The Media Cloud project is looking for a software engineer to focus on our data pipeline. We are an open source project conducting primary research about the media ecosystem as well as helping others to do their own research about it on over 1.5 billion news stories, adding more than 700,000 new stories daily. Pay is competitive, and while the initial contract will be for 4-6 months, we anticipate this role extending long-term.
* work on our server architecture, which collects and processes and allows researchers to analyze these stories via an API; you will approximately spend half your time planning, designing, building and the other half, maintaining and running the project's data pipeline;
* work with senior engineers to establish a technical vision for the project;
* contribute to and follow a technical roadmap to meet research needs and to complete grant deliverables;
* collaborate with other developers, designers, and system administrators in implementing technical roadmap;
* accurately communicate project status internally and externally to our community of users;
* maintain, upgrade and build systems within an existing (rather large) codebase to collect, archive, and analyze content from online media;
* write code that can scale systems to handle ever-expanding data requirements.

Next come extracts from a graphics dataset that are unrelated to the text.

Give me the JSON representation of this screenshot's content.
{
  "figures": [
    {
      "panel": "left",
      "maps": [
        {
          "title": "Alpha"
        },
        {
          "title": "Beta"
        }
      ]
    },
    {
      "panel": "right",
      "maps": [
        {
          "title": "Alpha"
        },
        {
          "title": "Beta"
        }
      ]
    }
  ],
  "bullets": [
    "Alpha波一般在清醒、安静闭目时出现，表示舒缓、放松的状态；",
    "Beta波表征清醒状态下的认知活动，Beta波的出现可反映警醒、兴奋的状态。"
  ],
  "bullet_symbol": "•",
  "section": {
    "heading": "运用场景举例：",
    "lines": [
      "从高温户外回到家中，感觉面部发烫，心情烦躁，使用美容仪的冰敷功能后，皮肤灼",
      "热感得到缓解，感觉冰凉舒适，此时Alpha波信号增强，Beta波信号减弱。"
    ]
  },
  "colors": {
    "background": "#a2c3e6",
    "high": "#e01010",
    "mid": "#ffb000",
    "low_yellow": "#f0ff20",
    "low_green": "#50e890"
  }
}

* college degree or other domain-specific accreditation, preferably in computer science or data science related field;
* at least two years experience working as a software engineer on big data systems;
* programming fluency — Python required;
* some experience with Linux;
* demonstrated ability to design, build, test, and deploy robust code;
* demonstrated ability to iterate quickly through prototypes;
* demonstrated ability to use data to validate architectural decisions;
* ability to work productively in a virtual environment with remote team members all over the world;
* interest in working on issues related to hate-speech, democracy, gender, race, or health.
* experience implementing and maintaining a production ETL pipeline;
* experience scaling platforms to handle large data sets;
* experience writing web crawlers or API scrapers;
* experience writing, maintaining, and optimizing SQL queries against databases;
* experience working with PostgreSQL and Solr / Lucene in Ubuntu environments;
* experience working with text-based data system (ie. NLP);
* experience working in a modern dev / systems environment including git and docker.
Our upcoming technical roadmap includes ingesting new platforms into our data pipeline, analyzing images from news stories, and incorporating new sources of audience/readership data, as well as ongoing updates to improve the scalability, performance, and reliability of our existing pipeline.
We are a diverse and welcoming community of researchers and technologists who love to engage with hard questions about online media by using a combination of social, computer, and data sciences. You will work with all members of our small team, from senior faculty to junior developers, and thrive in an academic atmosphere that encourages experimentation, constant questioning, and validation at all levels of our platform.
Much of our substantive work focuses on issues of online hate-speech, race, democracy, and health. We strongly encourage women, people of color, and people of any sexual identity to apply.
Our entire team is remote, with team members working all around the world, and we welcome remote workers.
We strive to make the interview process smooth and painless for both parties. Should you choose to submit your application for this position, you can expect the following:
1. Phone screen (30 mins);
2. Technical interview (1 hour);
3. Paid coding challenge (1 week to complete);
4. Team interviews (2 hour);
5. Final decision.